My lovely friend Paula gave me some left over soap nuts and I made up some more liquid.  Once again it did a beautiful job of my washing - the clothes are unbelievably soft.  It is also fine for dishwashing unless you have a really greasy mess.  So my compromise is to have an environmentally laundry powder and dishwashing liquid on hand in case of heavy duty washing but predominately use the soap nuts.  I am also going to add some guar gum to the liquid, plus essential oils, to make a lovely gentle liquid soap for hand and body wash.  I know I wasn't so happy with the soap nuts previously but when you've seen the alternative up close it becomes a whole lot more appealing.  

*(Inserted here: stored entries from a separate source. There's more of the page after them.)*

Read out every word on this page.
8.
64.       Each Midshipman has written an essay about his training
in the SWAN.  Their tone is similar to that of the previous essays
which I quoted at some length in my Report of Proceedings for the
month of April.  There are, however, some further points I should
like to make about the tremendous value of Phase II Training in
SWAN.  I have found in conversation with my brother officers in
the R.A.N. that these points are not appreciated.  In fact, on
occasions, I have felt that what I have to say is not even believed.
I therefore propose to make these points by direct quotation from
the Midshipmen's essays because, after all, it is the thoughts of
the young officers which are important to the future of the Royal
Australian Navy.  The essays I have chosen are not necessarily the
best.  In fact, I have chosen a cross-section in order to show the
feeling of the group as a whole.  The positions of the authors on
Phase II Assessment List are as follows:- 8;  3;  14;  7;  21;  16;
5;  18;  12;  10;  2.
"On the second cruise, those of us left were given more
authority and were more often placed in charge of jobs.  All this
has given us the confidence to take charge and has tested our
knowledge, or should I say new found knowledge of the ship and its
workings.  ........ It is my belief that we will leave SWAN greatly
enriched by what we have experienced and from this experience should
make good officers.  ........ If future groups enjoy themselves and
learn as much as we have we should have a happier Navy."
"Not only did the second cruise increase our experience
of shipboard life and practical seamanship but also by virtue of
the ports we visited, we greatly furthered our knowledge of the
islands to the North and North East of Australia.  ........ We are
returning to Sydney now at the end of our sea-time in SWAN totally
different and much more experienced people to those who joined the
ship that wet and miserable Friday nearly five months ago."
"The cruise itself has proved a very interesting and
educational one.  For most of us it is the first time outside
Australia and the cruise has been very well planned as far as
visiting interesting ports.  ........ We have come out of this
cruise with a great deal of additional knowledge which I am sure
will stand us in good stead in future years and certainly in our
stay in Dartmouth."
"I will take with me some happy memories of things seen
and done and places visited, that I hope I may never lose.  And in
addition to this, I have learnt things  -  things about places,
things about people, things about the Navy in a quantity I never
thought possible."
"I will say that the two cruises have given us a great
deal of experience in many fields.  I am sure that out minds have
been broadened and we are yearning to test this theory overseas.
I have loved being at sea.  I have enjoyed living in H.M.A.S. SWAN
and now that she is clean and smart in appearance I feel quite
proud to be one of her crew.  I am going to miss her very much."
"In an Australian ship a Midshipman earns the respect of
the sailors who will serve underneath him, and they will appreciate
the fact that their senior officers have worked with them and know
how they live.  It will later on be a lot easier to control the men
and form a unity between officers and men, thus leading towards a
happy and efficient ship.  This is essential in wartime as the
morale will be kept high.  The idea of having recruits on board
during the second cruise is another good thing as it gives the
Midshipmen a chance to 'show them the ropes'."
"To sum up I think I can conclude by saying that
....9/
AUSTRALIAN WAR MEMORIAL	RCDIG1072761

In other news, I've been taking a very simple fee online herbalism course from  It is a very basic 7 days course but it is enough to dip your toes into the subject.  I have a stomach bug at the moment and have been chopping up ginger in a mug of hot water to combat the nausea.  Peppermint tea is a lovely refreshing drink and gives me a great pick me up without the caffeine.  For a nice relaxing afternoon drink (if its been a stressful day) one bag of camomile and one of peppermint is lovely.  I am also very interested in foraging for food.  My first foray into this has been harvesting the masses of dandelion flowers on our front lawn.  I have made dandelion flower fritters and jam.  The flowers are packed with vitamins and minerals, they are so beautiful to work with they make you smile, and they're free!  A friend of mine has also pointed out some elderberry trees which are on public land.  They make a great tonic - very healthful - as well as a lovely port.  I'm looking forward to harvesting the flowers when they are ready.

Katherine is doing great.  I've given up on assimilating her into the flock next door.  Sheep are incredibly picky and will apparently take weeks to accept her.  I found it really hard ignoring her when she is only metres away in the paddock and calling out for me incessantly   So onto plan B which is to get two more lambs and make a mini flock.  We need to talk to our landlord about fencing off some grass for them.  So it looks like I might be making up a few more bottles of milk before the season is out.

Leo - feeling exhausted after a sleepness night worrying about climate change.

Finally I'd just like to mention Transition Towns.  They stem from something called the Transition Initiative   They are a grass roots organisation which aims to improve resilience at a local level in order to combat the effects of Peak Oil and climate change.  A very good book is The End of Growth by Richard Heinberg.  The book explains very well how we have got into our current global economic mess and what the future might look like given our diminishing access to fossil fuels.  It is not exactly an uplifting read so I recommend going straight into a copy of The Transition Handbook by Bob Hopkins.  One book tells you the mess we're in and the other will tell you how to get out of it.  I love that rather than waiting around for governments to sort things out we can do a lot to help ourselves as long as we work together.   

My lovely neighbour recently delivered two fleeces from her Arapawa cross sheep.  As soon as I get a fine day I will be preparing the fleece for carding.  Then I need to track down a clever lady to teach me how to spin.  How exciting!